Lundgernzee, a painting believed to have created three years before Turner's death in 1851, is expected to fetch up to £3m and is one of the most "extraordinary works" in the collection, according to Mr Wemyss.

"It's a large watercolour with a lake right in the middle and a moon above the lake, with cattle, a donkey and figures in the foreground. It is the most extraordinary impressionistic image and is quite surprising to have been done by an old man. We know he was creating his later works in his studio under candlelight, not doing it on the spot in the Swiss Alps, although he had amassed a lot of sketches from his visits there earlier in his life," he said.

Mr Wemyss said the later work laid the foundations for the Impressionist movement led by Monet and Pissarro, yet his earliest watercolours, painted as a 29-year-old, were very different in style. "The young Turner's landscapes were looking for sublime views. They were not Impressionistic, and colouring such as greens, blues and greys were more sombre and fashionable at the time," he said.

Turner was born in 1775 to a wigmaker and barber who displayed his son's work in his shop. He entered the Royal Academy of Art when he was only 17, after Sir Joshua Reynolds, who was president of the Royal Academy, admitted him.

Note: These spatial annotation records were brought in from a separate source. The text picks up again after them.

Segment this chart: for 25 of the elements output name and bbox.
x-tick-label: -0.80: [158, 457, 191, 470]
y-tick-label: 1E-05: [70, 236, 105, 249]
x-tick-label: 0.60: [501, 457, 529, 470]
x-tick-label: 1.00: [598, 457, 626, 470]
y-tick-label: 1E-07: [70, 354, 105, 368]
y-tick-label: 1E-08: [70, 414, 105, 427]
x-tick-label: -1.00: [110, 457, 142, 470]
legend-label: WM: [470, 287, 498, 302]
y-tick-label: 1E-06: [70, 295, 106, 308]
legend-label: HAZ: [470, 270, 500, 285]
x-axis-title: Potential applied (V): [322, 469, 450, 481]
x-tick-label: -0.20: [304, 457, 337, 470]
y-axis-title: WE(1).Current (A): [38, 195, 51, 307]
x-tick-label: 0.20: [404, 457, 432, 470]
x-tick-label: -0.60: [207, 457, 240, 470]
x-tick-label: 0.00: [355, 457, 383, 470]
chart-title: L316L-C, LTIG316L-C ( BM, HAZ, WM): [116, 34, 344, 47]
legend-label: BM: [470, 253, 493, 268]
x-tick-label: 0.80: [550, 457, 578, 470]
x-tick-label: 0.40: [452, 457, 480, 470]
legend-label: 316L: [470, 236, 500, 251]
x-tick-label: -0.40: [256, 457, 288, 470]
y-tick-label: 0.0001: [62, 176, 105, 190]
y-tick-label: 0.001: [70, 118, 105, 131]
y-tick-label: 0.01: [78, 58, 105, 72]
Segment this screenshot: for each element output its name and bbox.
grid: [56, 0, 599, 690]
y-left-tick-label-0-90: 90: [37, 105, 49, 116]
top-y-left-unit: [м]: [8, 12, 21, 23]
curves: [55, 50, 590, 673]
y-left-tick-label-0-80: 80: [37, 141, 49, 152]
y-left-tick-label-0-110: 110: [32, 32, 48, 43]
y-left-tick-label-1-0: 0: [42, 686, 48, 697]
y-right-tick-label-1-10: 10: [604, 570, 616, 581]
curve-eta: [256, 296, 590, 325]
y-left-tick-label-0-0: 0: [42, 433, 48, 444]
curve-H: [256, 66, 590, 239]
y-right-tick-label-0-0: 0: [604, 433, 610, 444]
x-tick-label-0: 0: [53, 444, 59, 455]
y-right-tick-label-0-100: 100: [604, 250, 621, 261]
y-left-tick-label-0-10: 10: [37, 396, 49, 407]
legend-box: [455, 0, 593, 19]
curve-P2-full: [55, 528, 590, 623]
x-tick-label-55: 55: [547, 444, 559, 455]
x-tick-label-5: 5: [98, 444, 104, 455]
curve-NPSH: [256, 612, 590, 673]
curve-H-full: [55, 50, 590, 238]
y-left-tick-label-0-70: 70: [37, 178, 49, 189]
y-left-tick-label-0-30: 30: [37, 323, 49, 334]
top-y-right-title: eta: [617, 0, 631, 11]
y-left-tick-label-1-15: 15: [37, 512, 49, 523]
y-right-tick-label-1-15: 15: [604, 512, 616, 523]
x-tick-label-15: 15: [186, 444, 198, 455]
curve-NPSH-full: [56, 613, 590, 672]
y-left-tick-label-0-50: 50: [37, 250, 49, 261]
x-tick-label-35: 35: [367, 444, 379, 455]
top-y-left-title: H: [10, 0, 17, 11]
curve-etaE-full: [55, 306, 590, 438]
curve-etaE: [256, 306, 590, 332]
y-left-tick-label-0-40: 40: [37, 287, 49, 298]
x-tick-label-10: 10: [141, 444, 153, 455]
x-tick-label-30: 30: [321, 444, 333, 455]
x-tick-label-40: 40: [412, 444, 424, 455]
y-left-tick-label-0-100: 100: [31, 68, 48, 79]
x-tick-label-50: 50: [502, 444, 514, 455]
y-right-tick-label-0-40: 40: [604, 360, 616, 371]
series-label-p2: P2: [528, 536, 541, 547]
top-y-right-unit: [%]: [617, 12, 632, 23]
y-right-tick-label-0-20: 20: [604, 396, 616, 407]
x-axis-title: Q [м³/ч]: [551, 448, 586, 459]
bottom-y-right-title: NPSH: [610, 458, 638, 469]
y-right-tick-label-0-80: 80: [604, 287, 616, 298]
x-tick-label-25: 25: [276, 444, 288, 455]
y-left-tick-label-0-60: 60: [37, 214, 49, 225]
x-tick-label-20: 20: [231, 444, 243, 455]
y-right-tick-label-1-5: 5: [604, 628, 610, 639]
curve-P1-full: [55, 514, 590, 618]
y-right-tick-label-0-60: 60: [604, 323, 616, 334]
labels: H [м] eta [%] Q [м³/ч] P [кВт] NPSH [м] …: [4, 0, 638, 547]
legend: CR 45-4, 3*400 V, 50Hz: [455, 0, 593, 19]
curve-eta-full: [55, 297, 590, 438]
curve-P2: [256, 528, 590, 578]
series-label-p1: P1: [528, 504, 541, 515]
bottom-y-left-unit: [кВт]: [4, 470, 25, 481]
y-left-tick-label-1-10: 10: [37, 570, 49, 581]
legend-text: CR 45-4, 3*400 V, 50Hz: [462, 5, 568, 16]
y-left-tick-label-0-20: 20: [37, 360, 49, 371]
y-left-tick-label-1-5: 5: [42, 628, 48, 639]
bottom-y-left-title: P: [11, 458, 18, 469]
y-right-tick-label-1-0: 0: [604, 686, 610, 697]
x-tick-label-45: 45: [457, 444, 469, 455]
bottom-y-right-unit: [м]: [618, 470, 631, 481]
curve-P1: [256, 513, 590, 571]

The artist showed an initial interest in architecture but was advised to stick to painting. A watercolour of Turner's was accepted for the Summer Exhibition of 1790 after only one year's study. Although renowned for his oils, Turner is considered to be one of the greatest masters of British watercolour landscapes and is often referred to as "the painter of light".

The collection, put together over two decades by the Belgian entrepreneur Baron Guy Ullens, will be on display at the auction house's galleries today.